Tout au long des années 1980, les preuves se sont accumulées que le changement climatique était une partie d'un phénomène plus vaste - le changement global - nécessitant une vision scientifique encore plus large et l'établissement de liens entre la géophysique, la chimie et la biologie. Cette prise de conscience a finalement conduit au lancement du projet parrainé par l'ICSU Programme international géosphère-biosphère (IGBP) lors de l'Assemblée générale de l'ICSU en 1986. L'IGBP a été créé pour aborder la Terre en tant que système de phénomènes interagissant à l'échelle mondiale, et pour comprendre les processus physiques, chimiques et biologiques qui régulent ce système, les changements qui se produisent dans ces processus et le rôle de activités humaines dans ces changements.
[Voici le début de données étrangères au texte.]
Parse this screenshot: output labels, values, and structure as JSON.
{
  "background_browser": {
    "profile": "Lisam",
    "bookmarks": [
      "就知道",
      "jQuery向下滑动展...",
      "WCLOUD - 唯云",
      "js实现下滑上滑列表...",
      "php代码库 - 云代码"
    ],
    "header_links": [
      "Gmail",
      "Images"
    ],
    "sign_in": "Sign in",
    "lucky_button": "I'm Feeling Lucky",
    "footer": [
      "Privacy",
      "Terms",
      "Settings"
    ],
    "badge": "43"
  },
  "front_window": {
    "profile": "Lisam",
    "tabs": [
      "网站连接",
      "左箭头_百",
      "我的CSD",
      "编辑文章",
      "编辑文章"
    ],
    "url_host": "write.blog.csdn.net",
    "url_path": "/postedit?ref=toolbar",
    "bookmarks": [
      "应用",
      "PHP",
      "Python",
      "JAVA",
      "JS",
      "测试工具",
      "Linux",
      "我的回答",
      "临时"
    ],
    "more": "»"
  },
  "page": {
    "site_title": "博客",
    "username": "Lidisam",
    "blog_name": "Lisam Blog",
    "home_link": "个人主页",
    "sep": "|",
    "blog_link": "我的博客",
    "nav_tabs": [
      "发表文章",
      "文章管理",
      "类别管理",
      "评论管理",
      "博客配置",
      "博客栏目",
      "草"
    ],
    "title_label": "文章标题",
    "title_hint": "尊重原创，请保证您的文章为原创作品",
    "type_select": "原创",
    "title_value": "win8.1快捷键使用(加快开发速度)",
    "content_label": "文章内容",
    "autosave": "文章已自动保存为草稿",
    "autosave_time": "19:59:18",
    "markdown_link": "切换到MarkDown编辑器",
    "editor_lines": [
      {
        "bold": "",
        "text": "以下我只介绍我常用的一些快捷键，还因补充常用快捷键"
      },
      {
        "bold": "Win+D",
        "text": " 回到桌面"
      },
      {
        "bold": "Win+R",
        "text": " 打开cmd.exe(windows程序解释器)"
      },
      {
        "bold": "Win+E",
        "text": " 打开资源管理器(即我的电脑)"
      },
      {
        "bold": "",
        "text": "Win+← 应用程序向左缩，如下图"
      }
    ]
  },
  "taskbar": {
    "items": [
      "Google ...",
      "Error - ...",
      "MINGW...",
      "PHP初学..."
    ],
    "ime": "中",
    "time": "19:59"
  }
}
Suite au succès de la Conférence de 1979 qui a conduit à la création du PMRC, le CIUS et l'OMM ont parrainé une deuxième Conférence mondiale sur le climat à Genève en octobre 1990. Cette conférence a marqué une nouvelle étape dans la reconnaissance de la réalité du changement climatique. Il a reçu le premier rapport d'évaluation du GIEC. Un chapitre clé sur un plan d'action scientifique pour une meilleure prévision du changement climatique mondial a été co-écrit par les présidents du WCRP et de l'IGBP.

La publication du GIEC Premier rapport d'évaluation en 1990 a incité les gouvernements à négocier la Convention-cadre des Nations Unies sur les changements climatiques (CCNUCC), qui était prête à être signée lors de la Conférence des Nations Unies sur l'environnement et le développement (CNUED) de 1992 – également connue sous le nom de « Sommet de la Terre » – à Rio de Janeiro .
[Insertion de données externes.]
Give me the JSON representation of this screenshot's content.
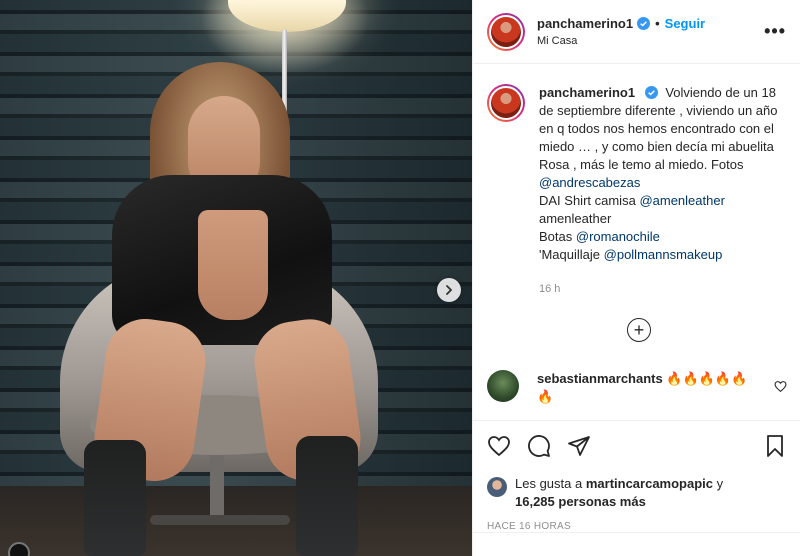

Le GIEC Deuxième rapport d'évaluation de 1995 a fourni d'importants éléments sur lesquels se sont appuyés les négociateurs dans la perspective de l'adoption de la Protocole de Kyoto à la CCNUCC en 1997. Le PMRC et l'IGBP ont joué un rôle clé dans la coordination de la recherche évaluée par le GIEC.

Ce texte est extrait de la brochure « Le Conseil international pour la science et le changement climatique : 60 ans à faciliter la recherche sur le changement climatique et à éclairer les politiques ».